A JAK/STAT-Pdk1-S6K axis bypasses systemic growth restrictions to promote regeneration

Inflammation triggers systemic signals that induce growth restrictions in distant organs, a process well characterized in tumor cachexia. While mechanisms allowing tumors to circumvent these systemic growth restrictions have been established, the physiological processes that overcome inflammation-induced growth restrictions during regeneration remain largely unexplored. In our study, we use a model of tissue inflammation and regeneration in developing Drosophila imaginal discs to dissect key metabolic and signaling adaptations that, in physiological settings, both induce and overcome systemic growth restrictions. We find that expression of eiger , the Drosophila TNF-α homolog, induces systemic insulin restriction, as evidenced by reduced expression of dILP2 and dILP5 , as well as elevated nuclear dFOXO, and reduced protein translation and proliferation in peripheral tissues. Proliferating cells overcome systemic insulin restriction by upregulating Pdk1, which is both necessary and sufficient to promote phosphorylation of ribosomal protein S6 and protein translation via an Insulin/Akt-independent mechanism.
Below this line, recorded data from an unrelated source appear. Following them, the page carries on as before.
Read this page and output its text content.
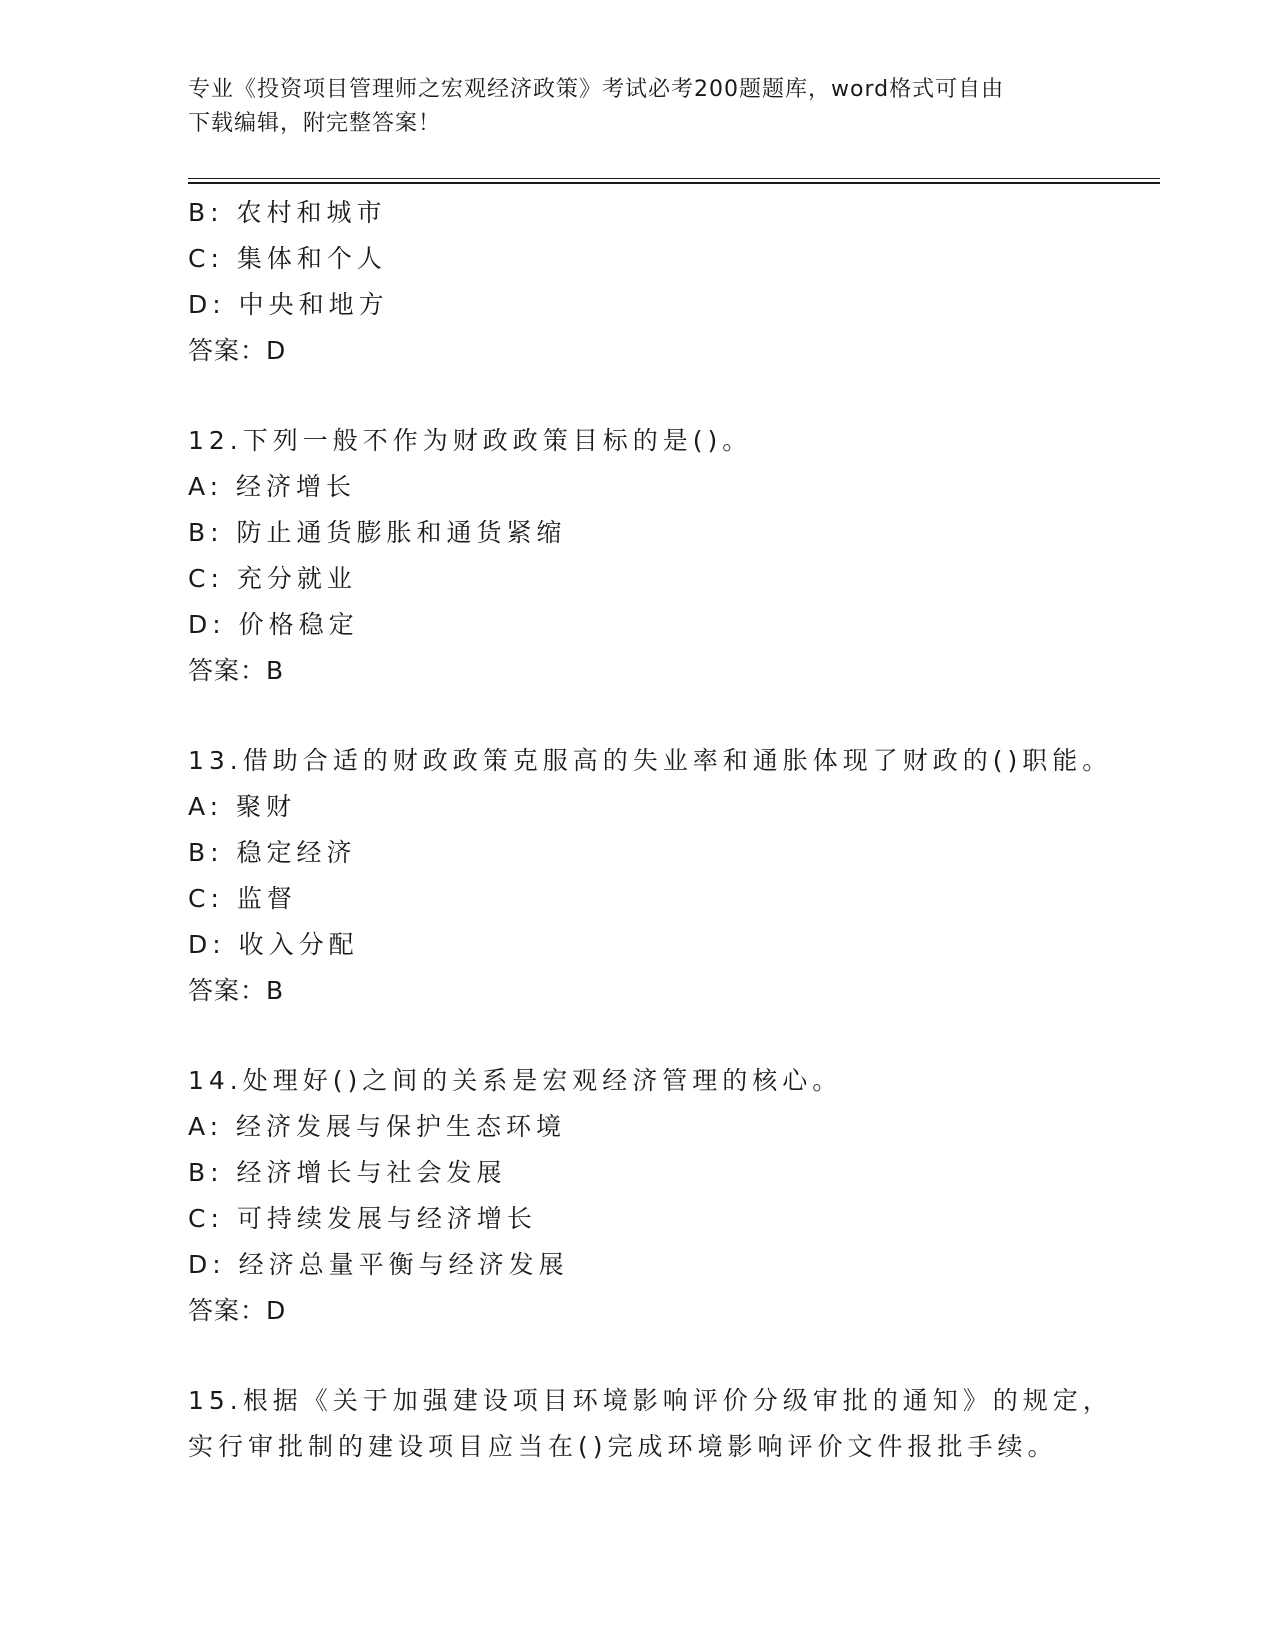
专业《投资项目管理师之宏观经济政策》考试必考200题题库，word格式可自由
下载编辑，附完整答案！
B: 农村和城市
C: 集体和个人
D: 中央和地方
答案：D
12.下列一般不作为财政政策目标的是()。
A: 经济增长
B: 防止通货膨胀和通货紧缩
C: 充分就业
D: 价格稳定
答案：B
13.借助合适的财政政策克服高的失业率和通胀体现了财政的()职能。
A: 聚财
B: 稳定经济
C: 监督
D: 收入分配
答案：B
14.处理好()之间的关系是宏观经济管理的核心。
A: 经济发展与保护生态环境
B: 经济增长与社会发展
C: 可持续发展与经济增长
D: 经济总量平衡与经济发展
答案：D
15.根据《关于加强建设项目环境影响评价分级审批的通知》的规定，
实行审批制的建设项目应当在()完成环境影响评价文件报批手续。
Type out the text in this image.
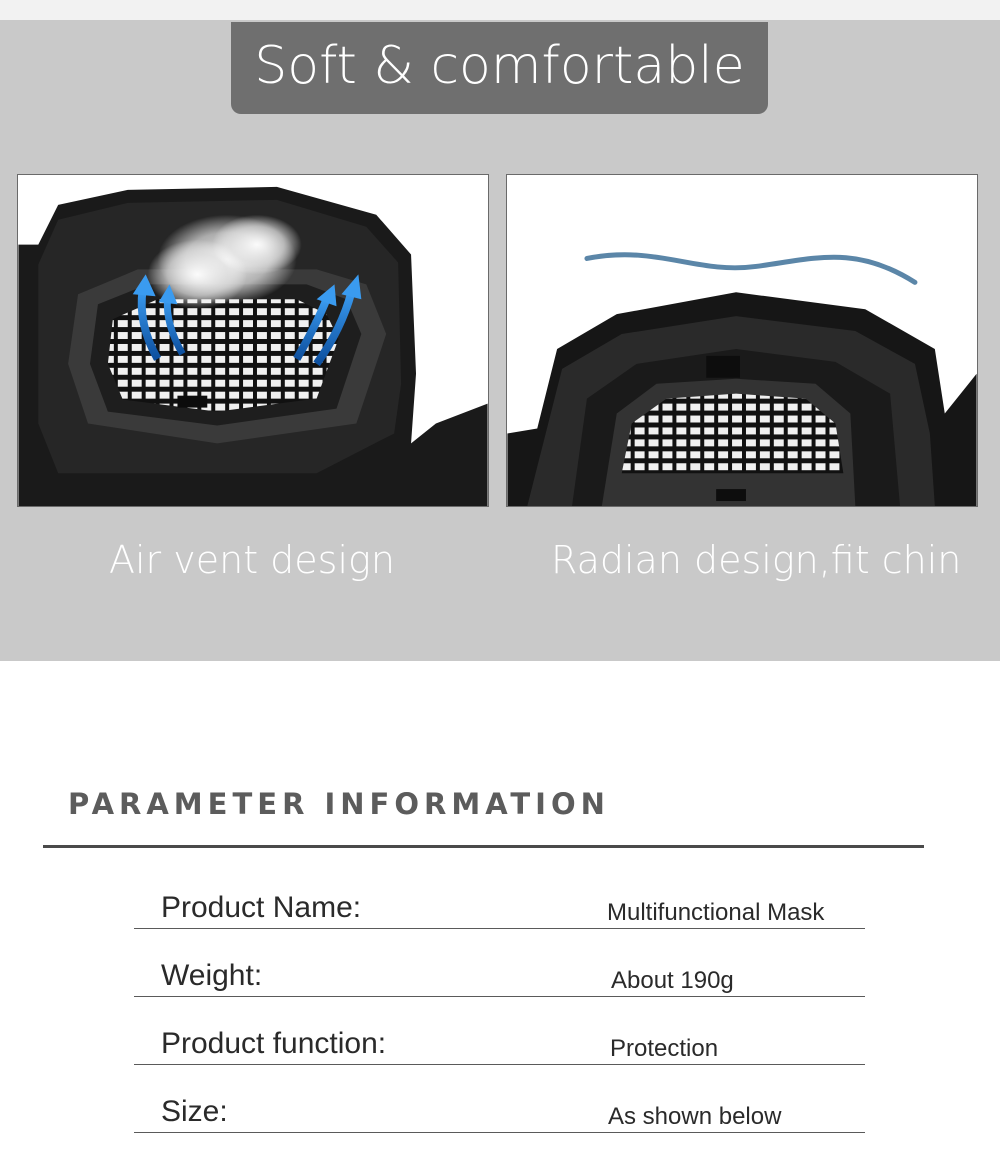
Soft & comfortable
Air vent design	Radian design,fit chin
PARAMETER INFORMATION
Product Name:	Multifunctional Mask
Weight:	About 190g
Product function:	Protection
Size:	As shown below
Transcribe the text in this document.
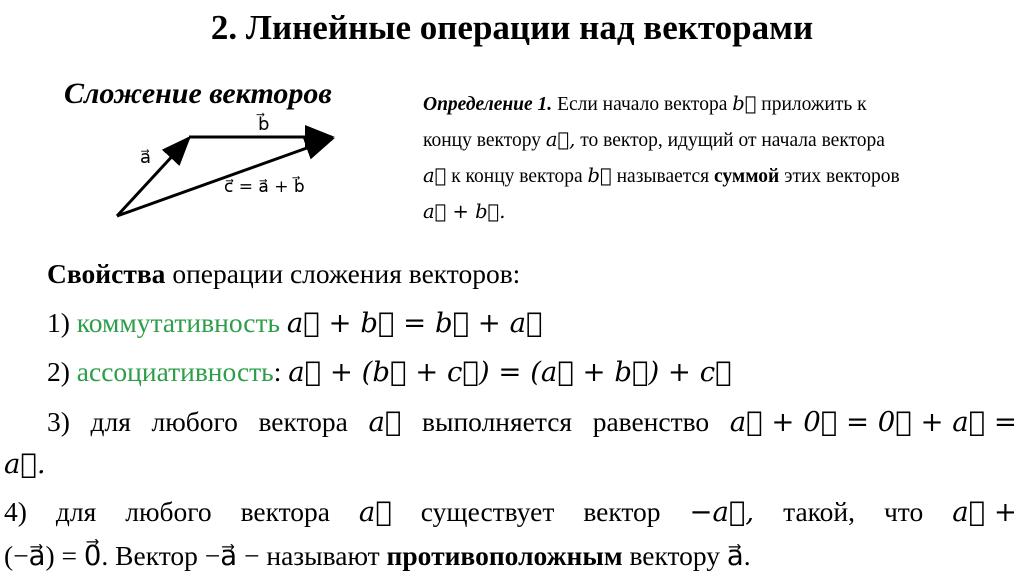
2. Линейные операции над векторами
Сложение векторов
a⃗
b⃗
c⃗ = a⃗ + b⃗
Определение 1. Если начало вектора b⃗ приложить к
концу вектору a⃗, то вектор, идущий от начала вектора
a⃗ к концу вектора b⃗ называется суммой этих векторов
a⃗ + b⃗.
Свойства операции сложения векторов:
1) коммутативность a⃗ + b⃗ = b⃗ + a⃗
2) ассоциативность: a⃗ + (b⃗ + c⃗) = (a⃗ + b⃗) + c⃗
3) для любого вектора a⃗ выполняется равенство a⃗ + 0⃗ = 0⃗ + a⃗ =
a⃗.
4) для любого вектора a⃗ существует вектор −a⃗, такой, что a⃗ +
(−a⃗) = 0⃗. Вектор −a⃗ − называют противоположным вектору a⃗.
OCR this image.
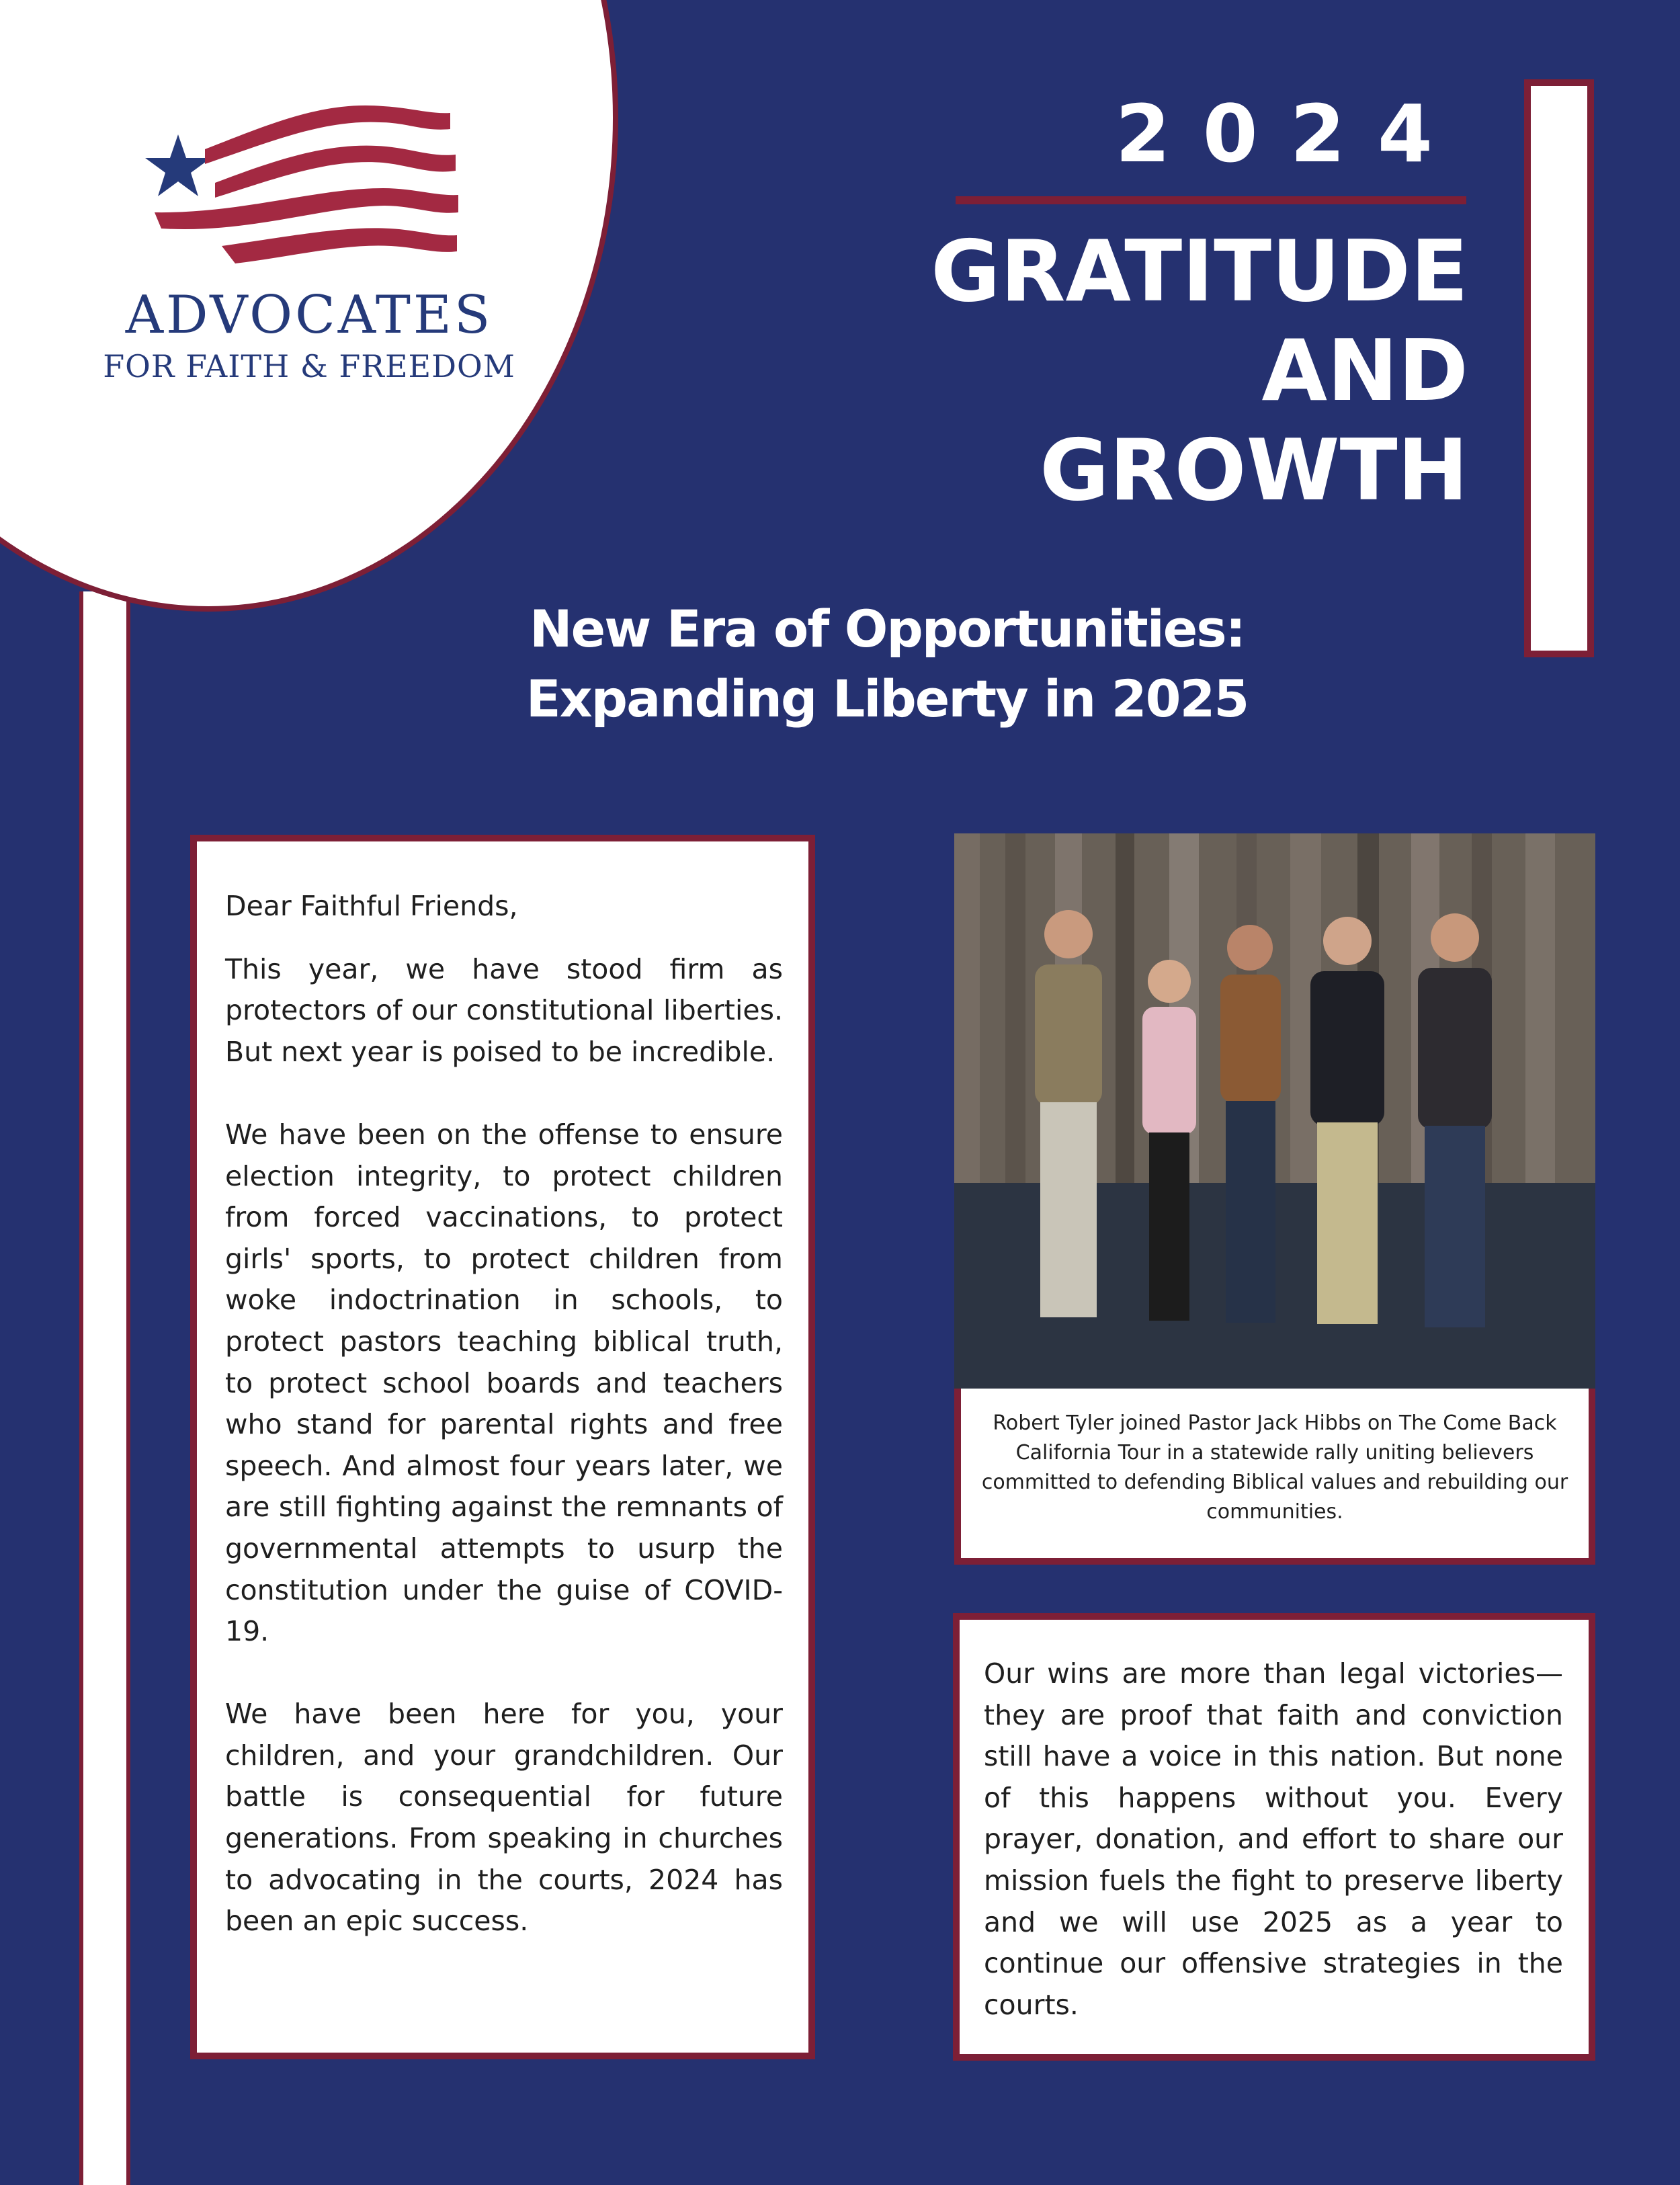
ADVOCATES
FOR FAITH & FREEDOM
2024
GRATITUDE
AND
GROWTH
New Era of Opportunities:
Expanding Liberty in 2025

Dear Faithful Friends,

This year, we have stood firm as protectors of our constitutional liberties. But next year is poised to be incredible.

We have been on the offense to ensure election integrity, to protect children from forced vaccinations, to protect girls' sports, to protect children from woke indoctrination in schools, to protect pastors teaching biblical truth, to protect school boards and teachers who stand for parental rights and free speech. And almost four years later, we are still fighting against the remnants of governmental attempts to usurp the constitution under the guise of COVID-19.

We have been here for you, your children, and your grandchildren. Our battle is consequential for future generations. From speaking in churches to advocating in the courts, 2024 has been an epic success.

Robert Tyler joined Pastor Jack Hibbs on The Come Back California Tour in a statewide rally uniting believers committed to defending Biblical values and rebuilding our communities.

Our wins are more than legal victories—they are proof that faith and conviction still have a voice in this nation. But none of this happens without you. Every prayer, donation, and effort to share our mission fuels the fight to preserve liberty and we will use 2025 as a year to continue our offensive strategies in the courts.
We further demonstrate that JAK/STAT signaling acts upstream to increase Pdk1 levels, delineating a novel JAK/STAT-Pdk1-S6K axis essential for regenerative proliferation. The upregulation of amino acid transporters in the proliferative domain further suggests that regenerating cells preferentially import amino acids, fueling mTORC1 activation. Similar metabolic signatures are observed in a Drosophila Ras ^V12 , scrib tumor model, suggesting that tumors may co-opt these metabolic pathways to sustain growth in an insulin-restricted environment. Our findings reveal a specialized metabolic program that integrates systemic nutrient mobilization with local metabolic reprogramming, with important implications for understanding of physiological tissue repair but also pathologies such as chronic wounds and cancer.